Сьенфуэгос подумал, что не ему об этом судить, поскольку сам он слишком редко пил спиртное, чтобы хоть сколько-нибудь в этом разбираться. В этот же вечер ему пришлось приложить все усилия, чтобы удержаться на ногах и при этом не обидеть Турка и его друзей своим отказом от выпивки.

Как и следовало ожидать, пьянка вскоре превратилась в настоящую оргию и, хотя поначалу Сьенфуэгос собирался хранить верность любимой женщине, в скором времени крепкий ром и царящий вокруг разгул сломили его сопротивление, так что рассвет, к своему величайшему удивлению, он встретил, лежа на бедрах той прекрасной туземки, что готовила им обед.

На следующий день голова у него трещала и раскалывалась, словно внутри нее истошно галдели все попугаи окрестных лесов. Вокруг все плыло и шаталось, а нещадное тропическое солнце слепило глаза, отчего голова болела еще сильнее. Ему пришлось провести несколько часов, отмокая в тихом озере, прежде чем он смог двигаться, не спотыкаясь при этом на каждом шагу. Индейцы, как ни в чем не бывало, мыли золото в ручье, а Бальтасар Гарроте как обычно покачивался в гамаке.

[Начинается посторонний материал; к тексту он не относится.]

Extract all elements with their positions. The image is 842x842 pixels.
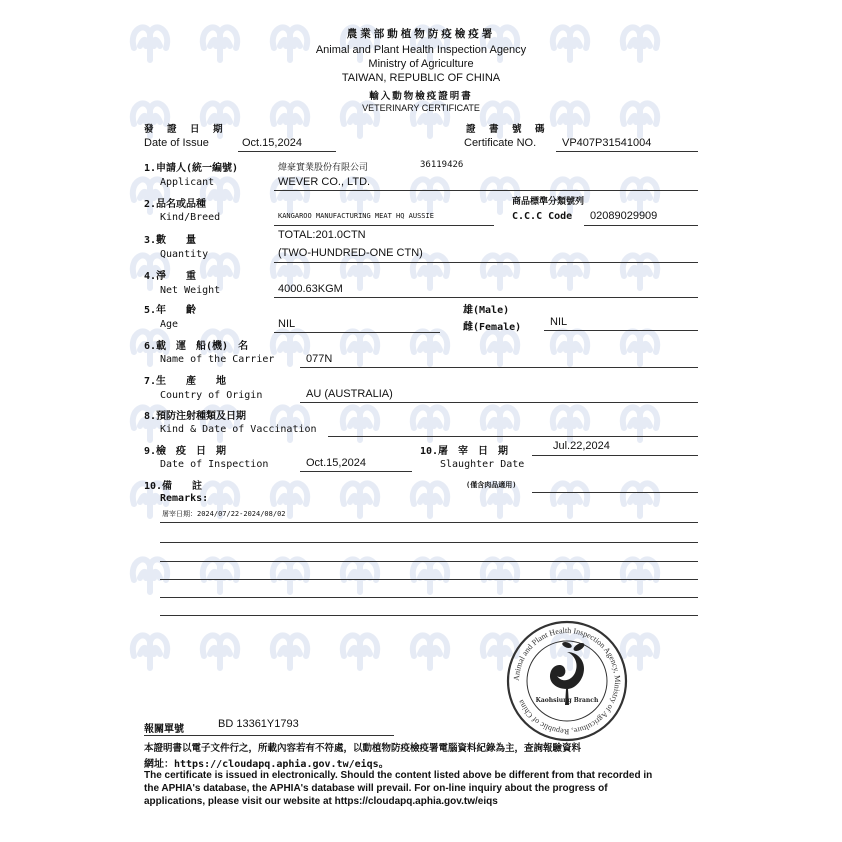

— Что-то вы неважно выглядите! — заметил он вместо приветствия. — Ну, это все же лучше, нежели демоны-кровопийцы — намного приятнее, по крайней мере. Как вы себя чувствуете?

— Ужасно, — ответил канарец, удивленно глядя на него. — Как будто мне все мозги наизнанку вывернули. Вы что же, каждый день так напиваетесь?

— Кроме воскресений, — убежденно ответил тот. — Этот день я посвящаю молитвам и посту, а также учу их быть богобоязненными христианами.

— Ну и как успехи?

— Теперь они ненавидят воскресенья, — вздохнул Турок, несказанно удивив канарца этим ответом. — Оно и понятно: требовать, чтобы они заботились о душе больше, чем о теле — все равно что требовать, чтобы кастильское виноградарство интересовало их больше, чем своя охота. И я их понимаю.

— Я тоже, — согласился Сьенфуэгос. — Но мне кажется, мы могли бы научить их чему-то большему, чем напиваться, как свиньи, и подкладывать под нас своих женщин.

— Видите ли, все те, кто утверждает, будто бы они хотят многое им дать, на самом деле только и думают, как бы содрать с них побольше, — убежденно ответил Бальтасар Гарроте. — А я — самый обычный солдат удачи, которая не слишком-то мне улыбалась. Не скрою, в своей жизни я совершил немало грязных делишек, но если бы я считал, что чем больше пинать этих людей, тем лучше они будут работать, я бы оказался полным идиотом, которого жизнь ничему не научила. Но я прекрасно знаю, как ни бей осла палкой, он все равно не двинется с места, но если подвесить у него перед носом морковку, он, как миленький, потянет телегу, лишь бы до нее дотянуться. Так что я предпочел забыть о палках и пользоваться только морковкой. И это оказалось так просто!

Казалось, это и в самом деле невероятно просто; через несколько дней, что канарец провел в этом удивительном сообществе, деля их беспечную жизнь, он вынужден был признать, что дерзкий и коварный Турок, оказался, пожалуй, единственным испанцем, которому удалось найти по эту сторону океана тот самый вожделенный для всех поселенцев рай.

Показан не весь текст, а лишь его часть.